WASHINGTON -- Four years after his hostile takeover of the White House, President Donald Trump's second campaign bears little resemblance to the first -- he's flush with cash, buoyed by an uptick in poll numbers, and brimming with confidence after surviving investigations, an impeachment and myriad controversies that have helped unite once-wary Republicans behind him.
Unlike his slapdash, anything goes 2016 campaign, Trump now can rely on a massive, professionalized apparatus that has helped raise more than $200 million, deployed eager surrogates to early primary states, and built an extensive field operation and advertising network months before Democrats are likely to choose their nominee.

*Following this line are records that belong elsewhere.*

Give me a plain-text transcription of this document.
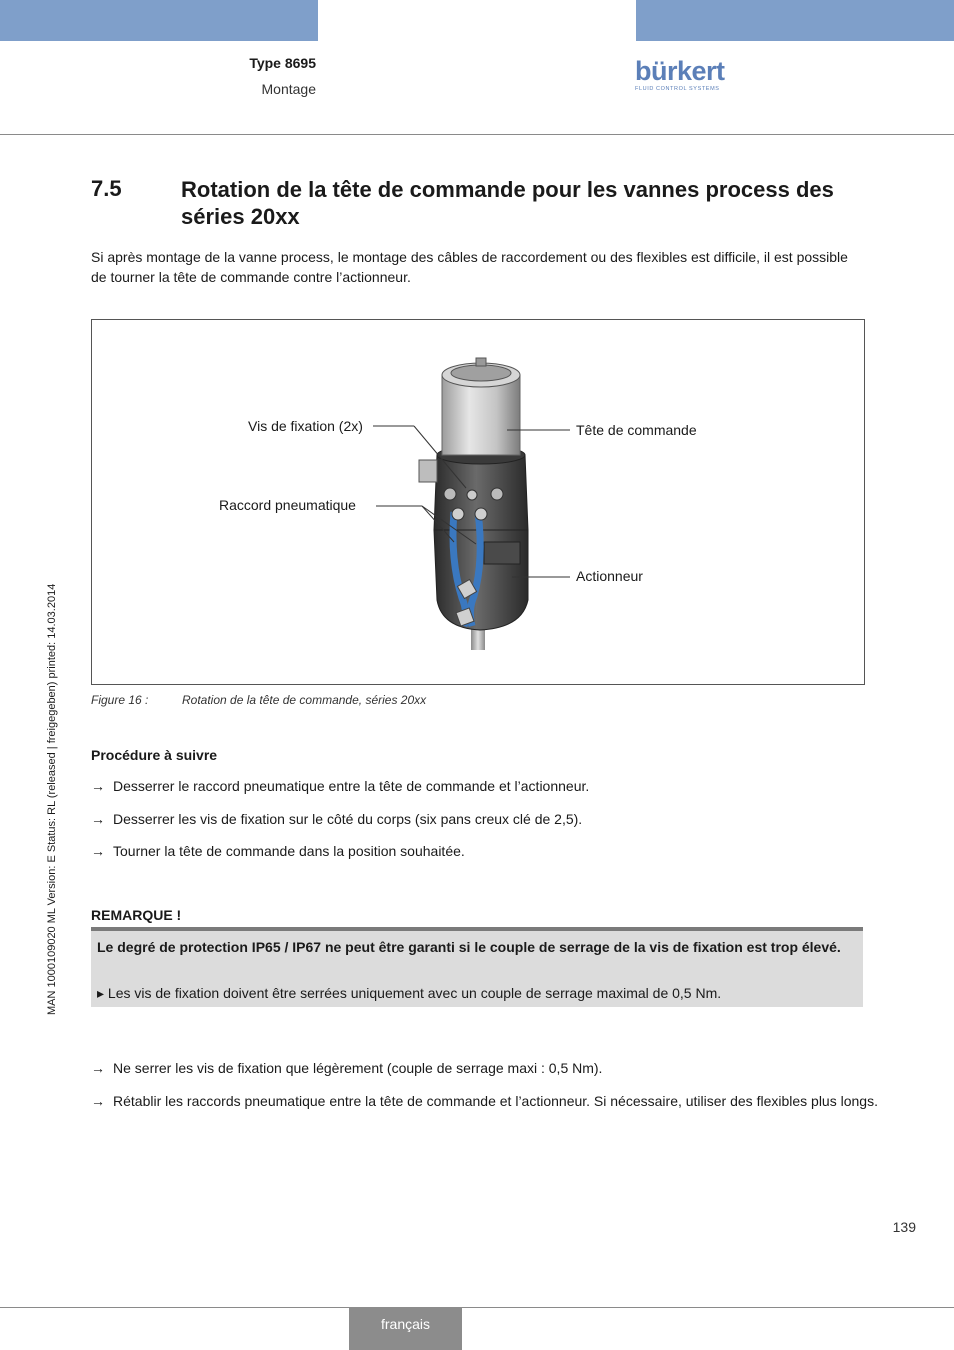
Type 8695
Montage
bürkert
FLUID CONTROL SYSTEMS
7.5	Rotation de la tête de commande pour les vannes process des séries 20xx
Si après montage de la vanne process, le montage des câbles de raccordement ou des flexibles est difficile, il est possible de tourner la tête de commande contre l’actionneur.
Vis de fixation (2x)
Raccord pneumatique
Tête de commande
Actionneur
Figure 16 :	Rotation de la tête de commande, séries 20xx
Procédure à suivre
→ Desserrer le raccord pneumatique entre la tête de commande et l’actionneur.
→ Desserrer les vis de fixation sur le côté du corps (six pans creux clé de 2,5).
→ Tourner la tête de commande dans la position souhaitée.
REMARQUE !
Le degré de protection IP65 / IP67 ne peut être garanti si le couple de serrage de la vis de fixation est trop élevé.
▸ Les vis de fixation doivent être serrées uniquement avec un couple de serrage maximal de 0,5 Nm.
→ Ne serrer les vis de fixation que légèrement (couple de serrage maxi : 0,5 Nm).
→ Rétablir les raccords pneumatique entre la tête de commande et l’actionneur. Si nécessaire, utiliser des flexibles plus longs.
MAN 1000109020 ML Version: E Status: RL (released | freigegeben) printed: 14.03.2014
139
français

He also has found new ways to break political taboos, seeking to overshadow Democratic candidates in Iowa and New Hampshire just before they held their nominating contests and playing with voters' already frazzled nerves. At a primary-eve rally in Manchester, N.H., the president even urged supporters in the state who were registered independents, and thus able to vote in either party's primary, to vote for the weakest Democrat.
"My only problem is I'm trying to figure who is their weakest candidate -- I think they're all weak!" he said with a broad grin.
It's an in-your-face strategy hashed out largely by campaign manager Brad Parscale and, of course, the president, an intense manager of his own brand who is determined to remain on offense and to create the appearance of dominance and popularity that, he hopes, becomes a self-fulfilling prophecy in November.
"He will not give the Democrats a free pass any day of this campaign. They don't get to have their day where they dominate the news," said Matt Schlapp, a veteran GOP operative whose wife, Mercedes, works for the Trump campaign. "He's stepping into their days and talking about why he should get four more years."
"The more Democrats smear President Trump, the more enthusiasm we see for him and his many accomplishments," Ronna McDaniel, chair of the Republican National Committee, said in a statement.
There is some evidence for that. A Gallup tracking poll from the last two weeks of January, during the Senate impeachment trial, showed Trump's approval rating at 49%, its highest point ever. And the campaign raised $1 million in online donations for 10 straight days during the trial. More recent polls show the president's approval number back in the low-to-mid 40s, where it has hovered for most of his term, although his support among Republicans is sky high.
None of that makes his reelection as inevitable as his campaign suggests. He is running well behind the top Democratic contenders, according to a Quinnipiac University poll this week that showed the president losing a hypothetical head-to-head race to Michael Bloomberg by nine points, Bernie Sanders by eight and Joe Biden by seven.
He also trailed Pete Buttigieg, Elizabeth Warren and Amy Klobuchar by at least four points, according to the survey.